I looked up, seeing Nathan, Jenna, and Halle emerge from the field and then run across the road and toward the porch. I watched the girls until Ashley corralled them into the safety of the house, and then I looked through the scope again. Nathan ran toward the herd with my hatchet to help his brother-in-law. As much as I wanted to go inside the house and hug my babies, I knew none of us was safe until the last of the herd was taken down.
In one moment, it was as if they were endless, and in the next there were only a few left. I shot, Skeeter shot, and Nathan hurled the hatchet. Bodies lie all over the road and in the ditches.

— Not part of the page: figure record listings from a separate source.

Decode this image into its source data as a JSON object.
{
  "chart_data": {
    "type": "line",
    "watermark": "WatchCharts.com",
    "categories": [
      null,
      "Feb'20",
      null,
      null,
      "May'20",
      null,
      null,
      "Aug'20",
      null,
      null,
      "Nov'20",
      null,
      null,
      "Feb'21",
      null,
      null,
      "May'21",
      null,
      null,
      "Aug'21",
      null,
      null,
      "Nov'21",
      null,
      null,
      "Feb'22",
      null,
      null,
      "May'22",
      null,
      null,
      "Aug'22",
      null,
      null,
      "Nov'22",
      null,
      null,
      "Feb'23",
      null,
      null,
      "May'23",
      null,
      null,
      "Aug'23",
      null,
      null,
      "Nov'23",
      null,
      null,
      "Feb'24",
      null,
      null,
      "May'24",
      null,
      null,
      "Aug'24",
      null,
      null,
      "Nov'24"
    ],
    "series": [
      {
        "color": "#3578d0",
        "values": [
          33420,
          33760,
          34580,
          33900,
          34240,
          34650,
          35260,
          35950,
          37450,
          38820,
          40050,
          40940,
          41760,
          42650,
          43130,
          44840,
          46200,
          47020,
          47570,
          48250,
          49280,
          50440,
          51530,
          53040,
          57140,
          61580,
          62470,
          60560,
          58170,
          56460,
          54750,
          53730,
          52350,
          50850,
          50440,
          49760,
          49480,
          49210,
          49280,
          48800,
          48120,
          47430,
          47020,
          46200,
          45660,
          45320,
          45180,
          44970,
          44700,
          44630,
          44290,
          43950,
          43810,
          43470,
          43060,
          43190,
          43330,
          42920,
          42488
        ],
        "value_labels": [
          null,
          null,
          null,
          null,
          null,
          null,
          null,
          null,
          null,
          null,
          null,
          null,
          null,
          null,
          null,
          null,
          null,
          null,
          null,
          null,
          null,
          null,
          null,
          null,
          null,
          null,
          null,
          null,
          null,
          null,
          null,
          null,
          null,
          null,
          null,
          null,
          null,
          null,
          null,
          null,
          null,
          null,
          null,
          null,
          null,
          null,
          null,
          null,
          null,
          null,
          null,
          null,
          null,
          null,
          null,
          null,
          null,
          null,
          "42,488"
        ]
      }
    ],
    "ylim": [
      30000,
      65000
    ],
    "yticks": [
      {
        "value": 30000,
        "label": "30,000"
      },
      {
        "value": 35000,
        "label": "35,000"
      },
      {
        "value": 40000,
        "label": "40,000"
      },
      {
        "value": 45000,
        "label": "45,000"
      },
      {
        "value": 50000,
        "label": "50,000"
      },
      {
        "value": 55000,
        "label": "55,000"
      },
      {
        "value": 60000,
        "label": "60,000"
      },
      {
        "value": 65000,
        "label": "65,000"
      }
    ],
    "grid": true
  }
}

It looked like a scene out of a horror movie; a massacre. Nathan and Skeeter didn’t return to the house, instead they stood over the bodies of Miranda and Bryce. They were lying together, chewed and bloody. Skeeter pulled out a handgun, and shot Bryce in the head. He’d already made sure Miranda wouldn’t come back.. Spending another bullet wasn’t necessary.
I climbed down the ladder, and stood in shock as I watched Jenna and Halle push through the screen door and bury their faces against me. I wasn’t sure if I collapsed, or if they did, but all three of us were sitting in a sobbing mess on the porch.
Ashley stood over us for a moment, and then began running toward the road. Her wails were the background music to my reunion with my children. Elleny and Zoe stood in the doorway in shock, neither of them seeming to be able to make sense of what had just happened, nor of the scene on the porch. It seemed like everyone was crying, both happy and sad tears.
Night was falling, and Skeeter and Nathan guided Ashley back to the house. She was sobbing, fighting to stay with her sister. Skeeter had to force her the rest of the way into the house.
Nathan watched Ashley and Skeeter until they disappeared behind the door, and then looked down at my family, offering a small smile. “You have some incredible kids there.”
“Miranda?” I asked, already knowing the answer.
He sighed. “Bryce was attacked. She tried to save him. I couldn’t get to them in time.”
Halle’s face was buried under my arm, and her dirty fingernails dug into my skin. I kissed her head. “Come on, girls. I’ve got you. Let’s go inside.”
Nathan helped us up, and we walked inside together. The girls were filthy, and I couldn’t be sure, but I thought they were still wearing the same clothes they put on the last morning I saw them.
I couldn’t stop staring or smiling at them. It almost didn’t seem real.
“We saw your message,” Jenna said, trying not to cry.
I shook my head. “Where’s your dad?”
“He was bit,” Halle said in her small voice.
“He made us leave him,” Jenna said, her voice quivering. “He made us.”
“Ssh ssh,” I said, hugging them both. “How long have you been alone?” I didn’t know why I was asking. I wasn’t sure I wanted to know, or that it mattered.
“I don’t know,” Jenna said. “A week? I think.”
“Wow,” Skeeter said. “Tough like their mama.”
Jenna smiled and nodded, and leaned her head against my chest. “That’s what Dad said, too, when we left him. He said we could do it because we were tough like you.”
I looked at Nathan, who was holding Zoe and Elleny close. It made me sick to think my sweet little girls had been alone that long, and I wasn’t sure I wanted to know what they had gone through during that time.
“If you hadn’t have cleared the way for them, it would have been tough for them to make it past Shallot alone, if not impossible,” Nathan said. “You were right. It wasn’t for nothing.”